Engineering News

Zhaoran Wang Receives Prestigious NSF CAREER Award

He will use the award to advance the field of principled deep reinforcement learning

Northwestern Engineering’s Zhaoran Wang has received the Faculty Early Career Development (CAREER) Award from the National Science Foundation (NSF), the foundation’s most prestigious honor for junior faculty members.

The CAREER Award is designed to support promising young faculty members who exemplify the role of teacher-scholar through the combination of outstanding research and education.

Wang, assistant professor of industrial engineering and management sciences and (by courtesy) computer science in the McCormick School of Engineering, will receive $500,000 over five years from NSF’s Division of Electrical, Communications, and Cyber Systems for his project titled “Principled Deep Reinforcement Learning for Societal Systems.”

Zhaoran WangWang, whose research interests include machine learning, optimization, statistics, game theory, and information theory, will explore deep reinforcement learning (RL), a subfield of machine learning that presents new opportunities to control complex and unknown systems using large data inputs. While deep RL algorithms are used extensively to power video games, the systems are inefficient and untrustworthy at scale, making it difficult to incorporate into critical societal domains like healthcare, transportation, and supply chains.
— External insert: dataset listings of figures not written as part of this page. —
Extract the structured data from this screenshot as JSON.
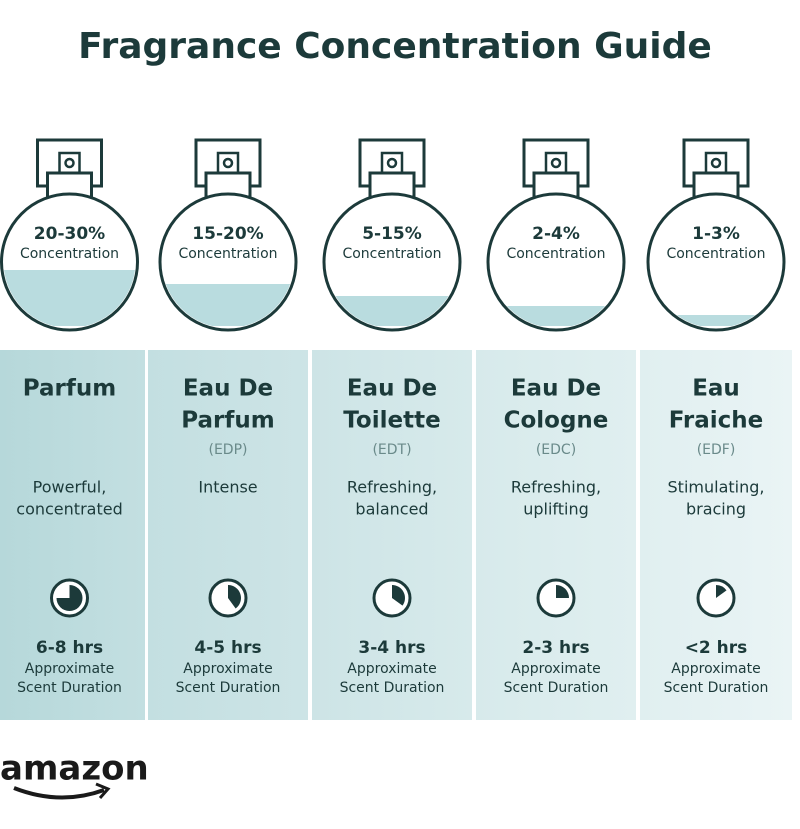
{
  "title": "Fragrance Concentration Guide",
  "columns": [
    {
      "concentration": "20-30%",
      "concentration_label": "Concentration",
      "name": [
        "Parfum"
      ],
      "description": [
        "Powerful,",
        "concentrated"
      ],
      "duration": "6-8 hrs",
      "duration_label": [
        "Approximate",
        "Scent Duration"
      ]
    },
    {
      "concentration": "15-20%",
      "concentration_label": "Concentration",
      "name": [
        "Eau De",
        "Parfum"
      ],
      "abbreviation": "(EDP)",
      "description": [
        "Intense"
      ],
      "duration": "4-5 hrs",
      "duration_label": [
        "Approximate",
        "Scent Duration"
      ]
    },
    {
      "concentration": "5-15%",
      "concentration_label": "Concentration",
      "name": [
        "Eau De",
        "Toilette"
      ],
      "abbreviation": "(EDT)",
      "description": [
        "Refreshing,",
        "balanced"
      ],
      "duration": "3-4 hrs",
      "duration_label": [
        "Approximate",
        "Scent Duration"
      ]
    },
    {
      "concentration": "2-4%",
      "concentration_label": "Concentration",
      "name": [
        "Eau De",
        "Cologne"
      ],
      "abbreviation": "(EDC)",
      "description": [
        "Refreshing,",
        "uplifting"
      ],
      "duration": "2-3 hrs",
      "duration_label": [
        "Approximate",
        "Scent Duration"
      ]
    },
    {
      "concentration": "1-3%",
      "concentration_label": "Concentration",
      "name": [
        "Eau",
        "Fraiche"
      ],
      "abbreviation": "(EDF)",
      "description": [
        "Stimulating,",
        "bracing"
      ],
      "duration": "<2 hrs",
      "duration_label": [
        "Approximate",
        "Scent Duration"
      ]
    }
  ],
  "logo": "amazon"
}
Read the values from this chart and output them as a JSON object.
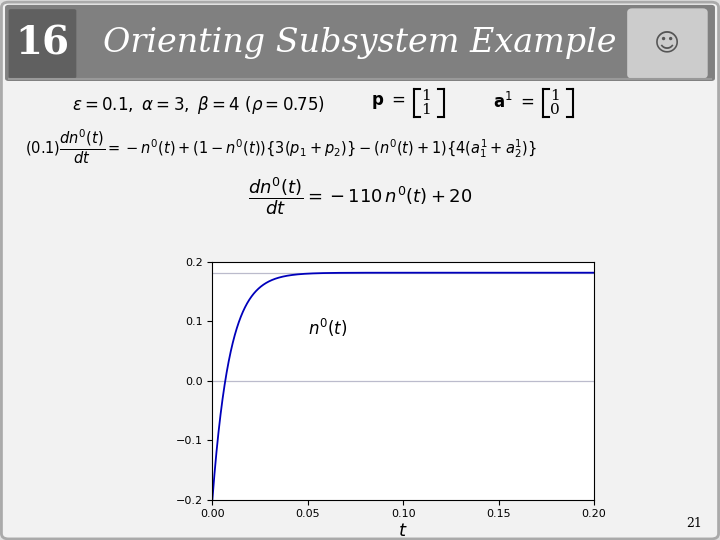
{
  "title": "Orienting Subsystem Example",
  "slide_number": "16",
  "page_number": "21",
  "bg_color": "#e0e0e0",
  "inner_bg": "#f2f2f2",
  "header_bg": "#808080",
  "slide_num_bg": "#606060",
  "plot_xlim": [
    0,
    0.2
  ],
  "plot_ylim": [
    -0.2,
    0.2
  ],
  "plot_xticks": [
    0,
    0.05,
    0.1,
    0.15,
    0.2
  ],
  "plot_yticks": [
    -0.2,
    -0.1,
    0,
    0.1,
    0.2
  ],
  "curve_color": "#0000bb",
  "refline_color": "#bbbbcc",
  "decay_rate": 110,
  "ss_numerator": 20,
  "ss_denominator": 110,
  "initial_value": -0.2,
  "xlabel": "t"
}
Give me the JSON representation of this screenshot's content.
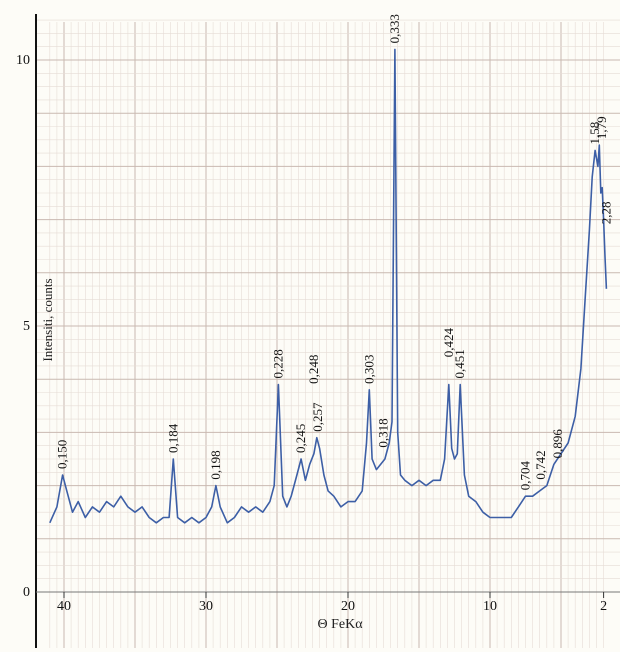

To address these challenges, Wang will establish a theoretical framework for analyzing the computational efficiency and sample efficiency of single-agent deep RL and an algorithmic framework for achieving such efficiencies. Moreover, he will develop a stochastic game framework for achieving safety, robustness, scalability, fairness, risk-awareness, and incentivization in social systems using multi-agent deep RL.

“This CAREER Award would not have been possible without the support and mentorship from my colleagues in the industrial engineering department, especially Chair David Morton, and my mentor, Professor Jorge Nocedal,” Wang said. “This award will build a unified framework that integrates data science and decision science, which have been separately studied in operations research, computer science, and statistical science. I am excited about this new area of data-driven decision science that will emerge from such integration.”

A member of the Center for Deep Learning and the Center for Optimization and Statistical Learning, Wang will also use the award to create education programming that teaches data-driven decision making as a fundamental skill for future generations. Specifically, the initiatives will promote data-driven social leadership and support underrepresented minority researchers and students who face challenges in societal systems, from K-12 education to graduate training. The outreach plan also involves a series of programs held remotely due to the COVID-19 pandemic, including online seminars on data science and artificial intelligence, intern mentorship, and remote engagement with students via programs like DataFest and Client Project Challenge.